A wave of fraudulent websites impersonating China's AI company DeepSeek has emerged, targeting unsuspecting users' sensitive data and cryptocurrency assets. The surge follows DeepSeek's recent release of its low-cost AI model that gained global attention.
Security researchers at Memcyco have identified at least 16 active phishing sites masquerading as DeepSeek. The fake domains appear to be part of a coordinated attack campaign, with threat actors displaying sophisticated tactics to evade detection and takedown attempts.
"We observed clusters of fake domains registered in waves, dynamically adjusting their content based on DeepSeek's market positioning," said Israel Mazin, CEO of Memcyco. The attackers showed remarkable adaptability by rapidly shifting their infrastructure to new locations when faced with shutdown attempts.
The phishing sites pose multiple risks, including identity theft, financial fraud, and malware infection. Some sites intercept login credentials in real-time for account takeovers, while others distribute malware enabling remote access to users' devices.

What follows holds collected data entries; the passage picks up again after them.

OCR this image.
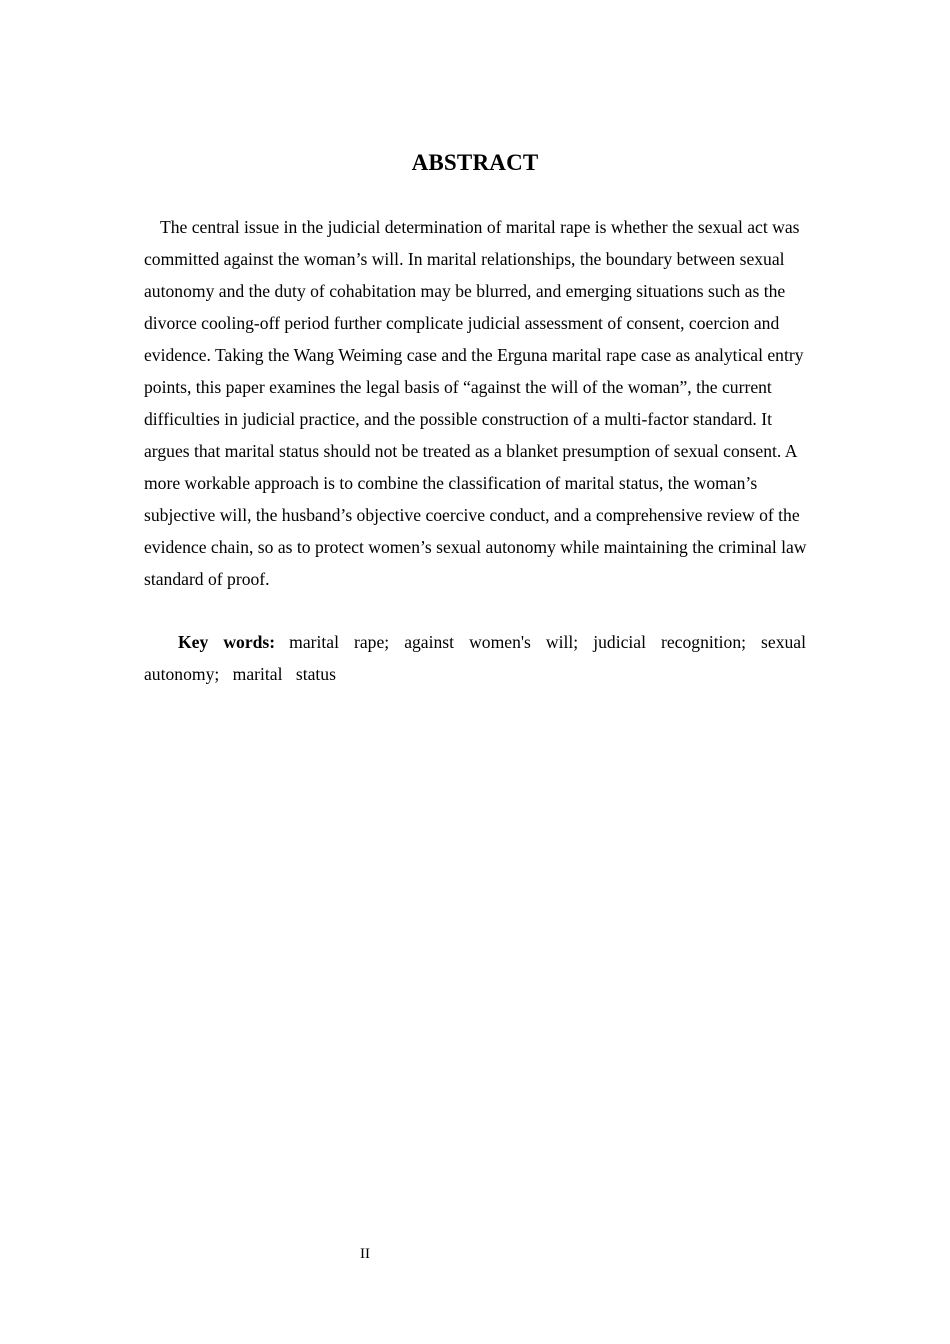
ABSTRACT

The central issue in the judicial determination of marital rape is whether the sexual act was committed against the woman’s will. In marital relationships, the boundary between sexual autonomy and the duty of cohabitation may be blurred, and emerging situations such as the divorce cooling-off period further complicate judicial assessment of consent, coercion and evidence. Taking the Wang Weiming case and the Erguna marital rape case as analytical entry points, this paper examines the legal basis of “against the will of the woman”, the current difficulties in judicial practice, and the possible construction of a multi-factor standard. It argues that marital status should not be treated as a blanket presumption of sexual consent. A more workable approach is to combine the classification of marital status, the woman’s subjective will, the husband’s objective coercive conduct, and a comprehensive review of the evidence chain, so as to protect women’s sexual autonomy while maintaining the criminal law standard of proof.

Key words: marital rape; against women's will; judicial recognition; sexual autonomy; marital status

II
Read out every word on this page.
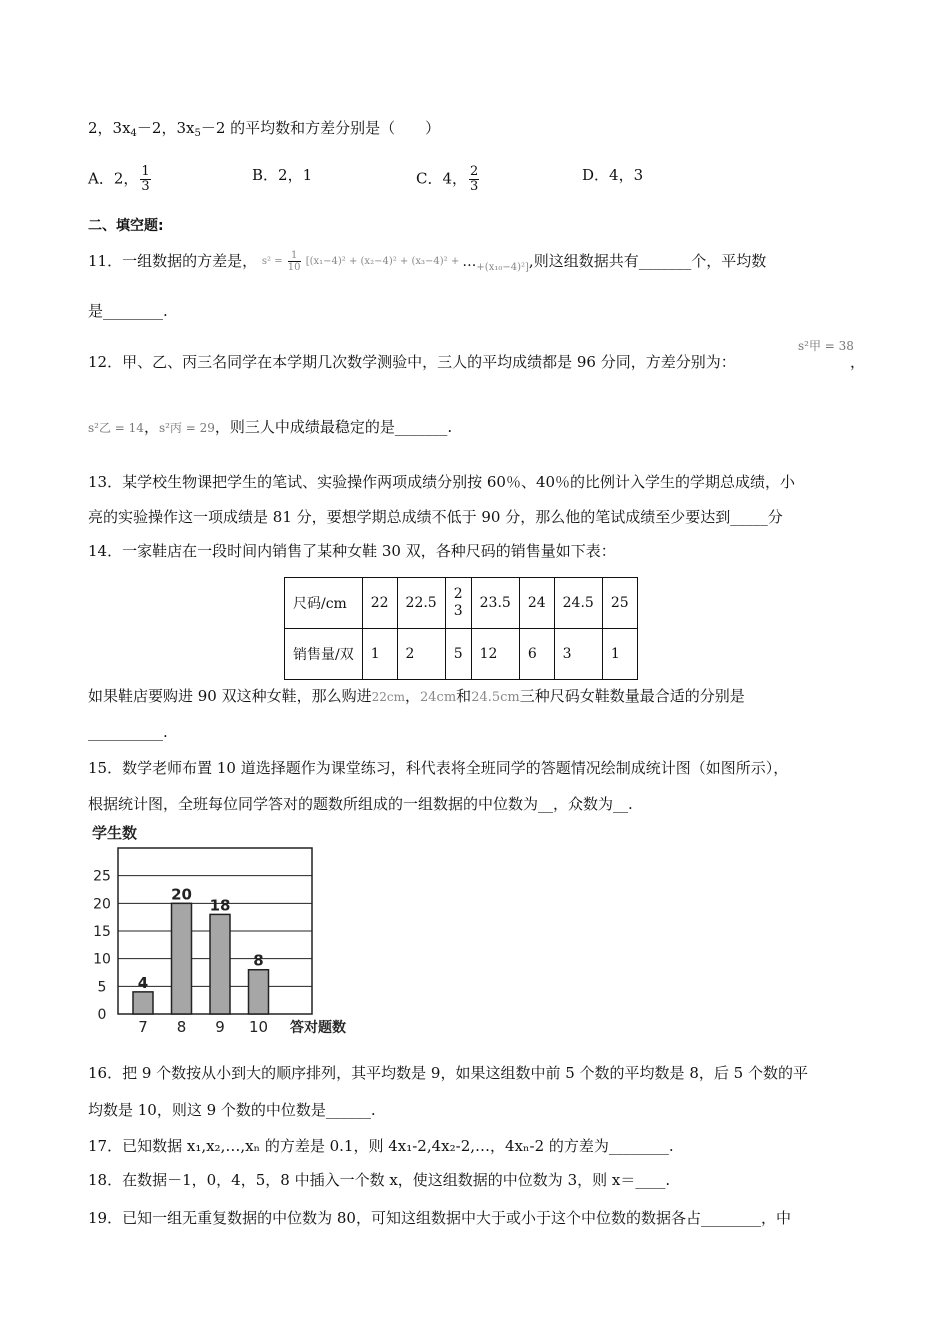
2，$3x_4-2$，$3x_5-2$ 的平均数和方差分别是（　　）
A．2， $\frac{1}{3}$	B．2，1	C．4， $\frac{2}{3}$	D．4，3
二、填空题:
11．一组数据的方差是， $s^2 = \frac{1}{10} [(x_1-4)^2 + (x_2-4)^2 + (x_3-4)^2$ + $\dots_{+(x_{10}-4)^2]}$,则这组数据共有_______个，平均数
是________.
12．甲、乙、丙三名同学在本学期几次数学测验中，三人的平均成绩都是 96 分同，方差分别为：
s²甲 = 38
，
s²乙 = 14，s²丙 = 29，则三人中成绩最稳定的是_______.
13．某学校生物课把学生的笔试、实验操作两项成绩分别按 60％、40％的比例计入学生的学期总成绩，小
亮的实验操作这一项成绩是 81 分，要想学期总成绩不低于 90 分，那么他的笔试成绩至少要达到_____分
14．一家鞋店在一段时间内销售了某种女鞋 30 双，各种尺码的销售量如下表：
尺码/cm	22	22.5	23	23.5	24	24.5	25
销售量/双	1	2	5	12	6	3	1
如果鞋店要购进 90 双这种女鞋，那么购进22cm，24cm和24.5cm三种尺码女鞋数量最合适的分别是
__________.
15．数学老师布置 10 道选择题作为课堂练习，科代表将全班同学的答题情况绘制成统计图（如图所示），
根据统计图，全班每位同学答对的题数所组成的一组数据的中位数为__，众数为__.
学生数
4
20
18
8
0
5
10
15
20
25
7 8 9 10 答对题数
16．把 9 个数按从小到大的顺序排列，其平均数是 9，如果这组数中前 5 个数的平均数是 8，后 5 个数的平
均数是 10，则这 9 个数的中位数是______.
17．已知数据 x₁,x₂,…,xₙ 的方差是 0.1，则 4x₁-2,4x₂-2,…，4xₙ-2 的方差为________.
18．在数据－1，0，4，5，8 中插入一个数 x，使这组数据的中位数为 3，则 x＝____.
19．已知一组无重复数据的中位数为 80，可知这组数据中大于或小于这个中位数的数据各占________，中
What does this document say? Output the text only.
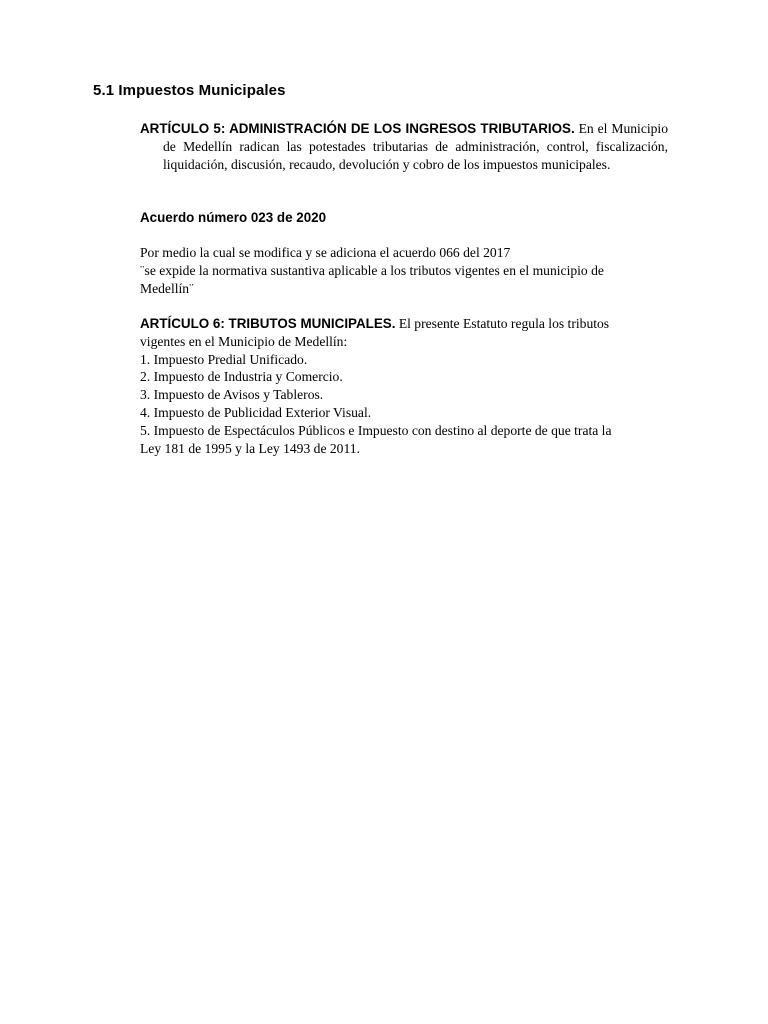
5.1 Impuestos Municipales
ARTÍCULO 5: ADMINISTRACIÓN DE LOS INGRESOS TRIBUTARIOS. En el Municipio de Medellín radican las potestades tributarias de administración, control, fiscalización, liquidación, discusión, recaudo, devolución y cobro de los impuestos municipales.
Acuerdo número 023 de 2020
Por medio la cual se modifica y se adiciona el acuerdo 066 del 2017
¨se expide la normativa sustantiva aplicable a los tributos vigentes en el municipio de
Medellín¨
ARTÍCULO 6: TRIBUTOS MUNICIPALES. El presente Estatuto regula los tributos
vigentes en el Municipio de Medellín:
1. Impuesto Predial Unificado.
2. Impuesto de Industria y Comercio.
3. Impuesto de Avisos y Tableros.
4. Impuesto de Publicidad Exterior Visual.
5. Impuesto de Espectáculos Públicos e Impuesto con destino al deporte de que trata la
Ley 181 de 1995 y la Ley 1493 de 2011.
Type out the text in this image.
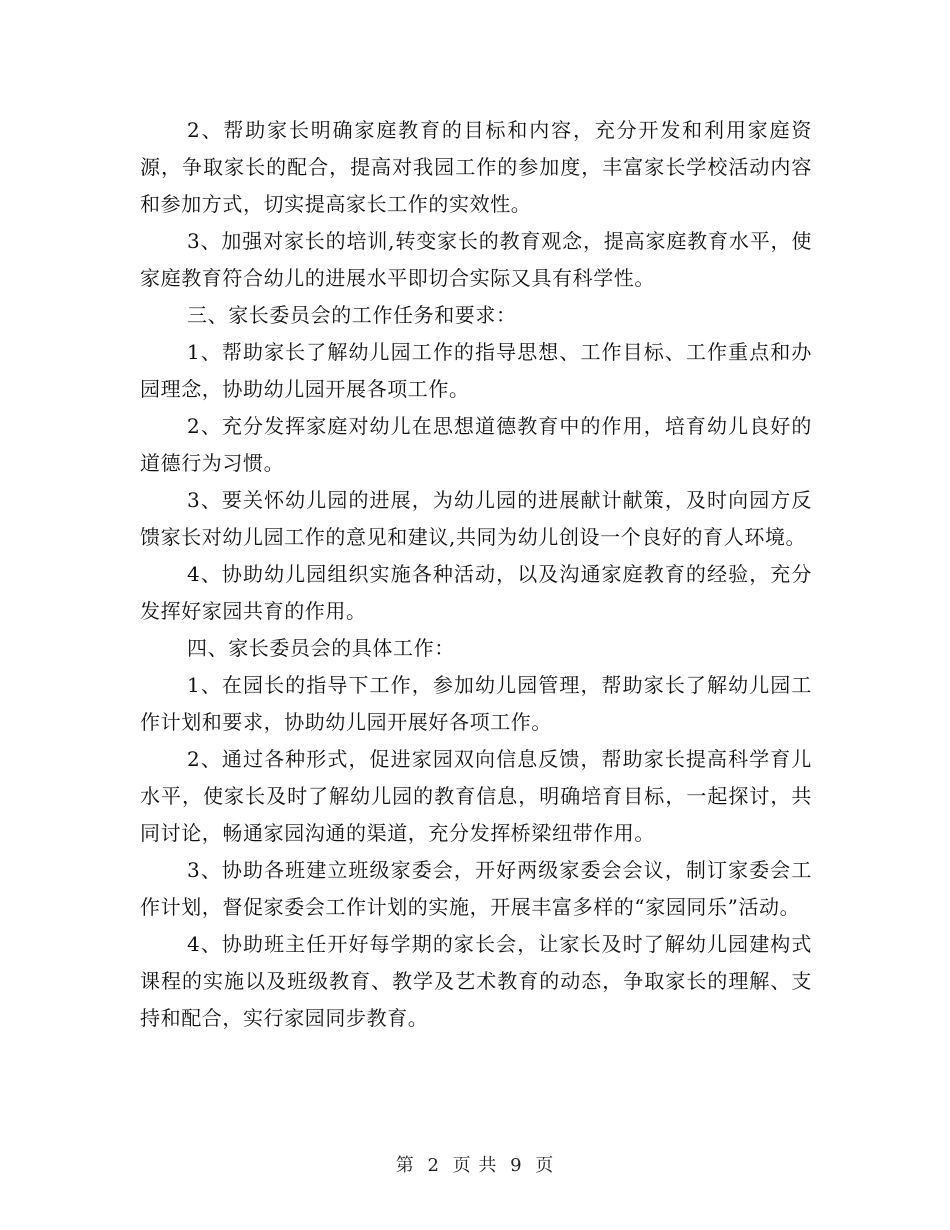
2、帮助家长明确家庭教育的目标和内容，充分开发和利用家庭资源，争取家长的配合，提高对我园工作的参加度，丰富家长学校活动内容和参加方式，切实提高家长工作的实效性。

3、加强对家长的培训,转变家长的教育观念，提高家庭教育水平，使家庭教育符合幼儿的进展水平即切合实际又具有科学性。

三、家长委员会的工作任务和要求：

1、帮助家长了解幼儿园工作的指导思想、工作目标、工作重点和办园理念，协助幼儿园开展各项工作。

2、充分发挥家庭对幼儿在思想道德教育中的作用，培育幼儿良好的道德行为习惯。

3、要关怀幼儿园的进展，为幼儿园的进展献计献策，及时向园方反馈家长对幼儿园工作的意见和建议,共同为幼儿创设一个良好的育人环境。

4、协助幼儿园组织实施各种活动，以及沟通家庭教育的经验，充分发挥好家园共育的作用。

四、家长委员会的具体工作：

1、在园长的指导下工作，参加幼儿园管理，帮助家长了解幼儿园工作计划和要求，协助幼儿园开展好各项工作。

2、通过各种形式，促进家园双向信息反馈，帮助家长提高科学育儿水平，使家长及时了解幼儿园的教育信息，明确培育目标，一起探讨，共同讨论，畅通家园沟通的渠道，充分发挥桥梁纽带作用。

3、协助各班建立班级家委会，开好两级家委会会议，制订家委会工作计划，督促家委会工作计划的实施，开展丰富多样的“家园同乐”活动。

4、协助班主任开好每学期的家长会，让家长及时了解幼儿园建构式课程的实施以及班级教育、教学及艺术教育的动态，争取家长的理解、支持和配合，实行家园同步教育。

第 2 页 共 9 页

Cybersecurity firm Cyble reported discovering DeepSeek lookalike domains linked to cryptocurrency scams. One site attempted to trick visitors into scanning a QR code that would grant attackers access to their crypto wallets. Another promoted a fictitious "DeepSeekAI Agent" crypto token.
Beyond website impersonation, threat actors have deployed malicious packages on the PyPI Python repository labeled as "deepseekai" and "deepseeek". These packages targeted developers looking to integrate DeepSeek functionality, creating a pathway for data theft.
Many of the fraudulent sites appear connected to phishing-as-a-service operations that provide impersonation tools to cybercriminals. Users are advised to watch for suspicious URLs with misspellings and unprofessional design elements when accessing new, popular services.
The DeepSeek-related attacks highlight how cybercriminals rapidly exploit major tech announcements to target curious users. Security experts recommend organizations implement robust scam detection systems and digital impersonation protection to safeguard their users.